Las «etiquetas», como se les suele llamar expresivamente, definen el guion de nuestros éxitos y nuestros fracasos, y parece que no podamos ser nada fuera de ellas. Este fenómeno se aprecia con especial nitidez en los niños, que aún no han esbozado un concepto propio de su yo, y no tienen más remedio que verse a sí mismos con los ojos prestados de los que les rodean. A veces se debaten con las fronteras que les impone el sambenito que se les cuelga, pero esas salidas de tono suelen ser mal recibidas por los demás, y lo probable es que regresen cuanto antes al terreno seguro de responder a lo que se espera de ellos.
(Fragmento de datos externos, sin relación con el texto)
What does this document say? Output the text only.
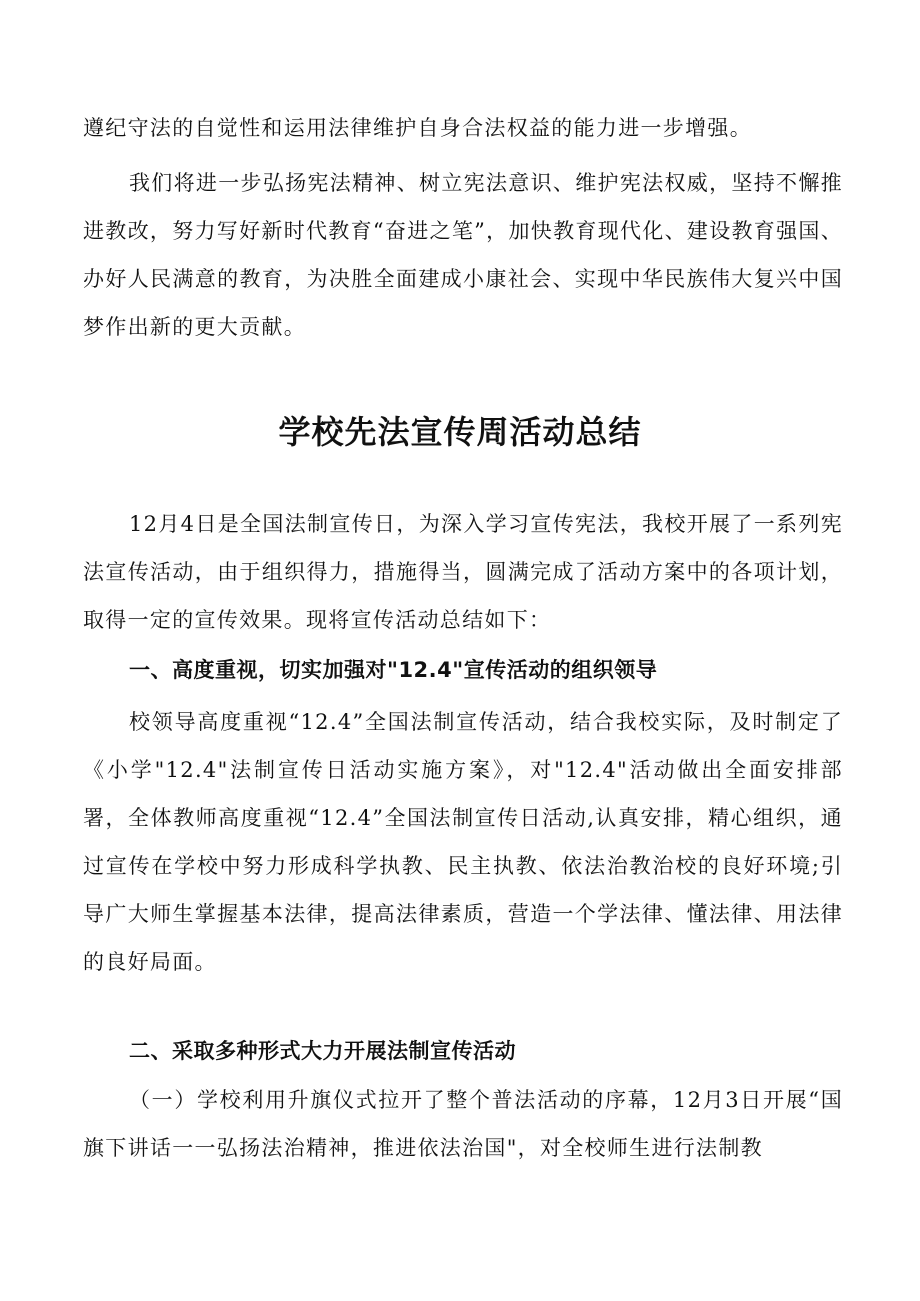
遵纪守法的自觉性和运用法律维护自身合法权益的能力进一步增强。

我们将进一步弘扬宪法精神、树立宪法意识、维护宪法权威，坚持不懈推进教改，努力写好新时代教育“奋进之笔”，加快教育现代化、建设教育强国、办好人民满意的教育，为决胜全面建成小康社会、实现中华民族伟大复兴中国梦作出新的更大贡献。

学校先法宣传周活动总结

12月4日是全国法制宣传日，为深入学习宣传宪法，我校开展了一系列宪法宣传活动，由于组织得力，措施得当，圆满完成了活动方案中的各项计划，取得一定的宣传效果。现将宣传活动总结如下：

一、高度重视，切实加强对"12.4"宣传活动的组织领导

校领导高度重视“12.4”全国法制宣传活动，结合我校实际，及时制定了《小学"12.4"法制宣传日活动实施方案》，对"12.4"活动做出全面安排部署，全体教师高度重视“12.4”全国法制宣传日活动,认真安排，精心组织，通过宣传在学校中努力形成科学执教、民主执教、依法治教治校的良好环境;引导广大师生掌握基本法律，提高法律素质，营造一个学法律、懂法律、用法律的良好局面。

二、采取多种形式大力开展法制宣传活动

（一）学校利用升旗仪式拉开了整个普法活动的序幕，12月3日开展“国旗下讲话一一弘扬法治精神，推进依法治国"，对全校师生进行法制教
Hay que tener cuidado con las sentencias lapidarias que le imponemos a un niño, sobre todo cuando afectan al valor o cuando implican juicios morales: «Siempre estás tramando algo malo», «No se puede confiar en ti», «Lo estropeas todo»… El totalitarismo de esos siempre, nunca, todo, contribuye a cargarlos de un mayor dramatismo, que los convierte en una sentencia que aplasta sin que quede un resquicio a la posibilidad de otra cosa. 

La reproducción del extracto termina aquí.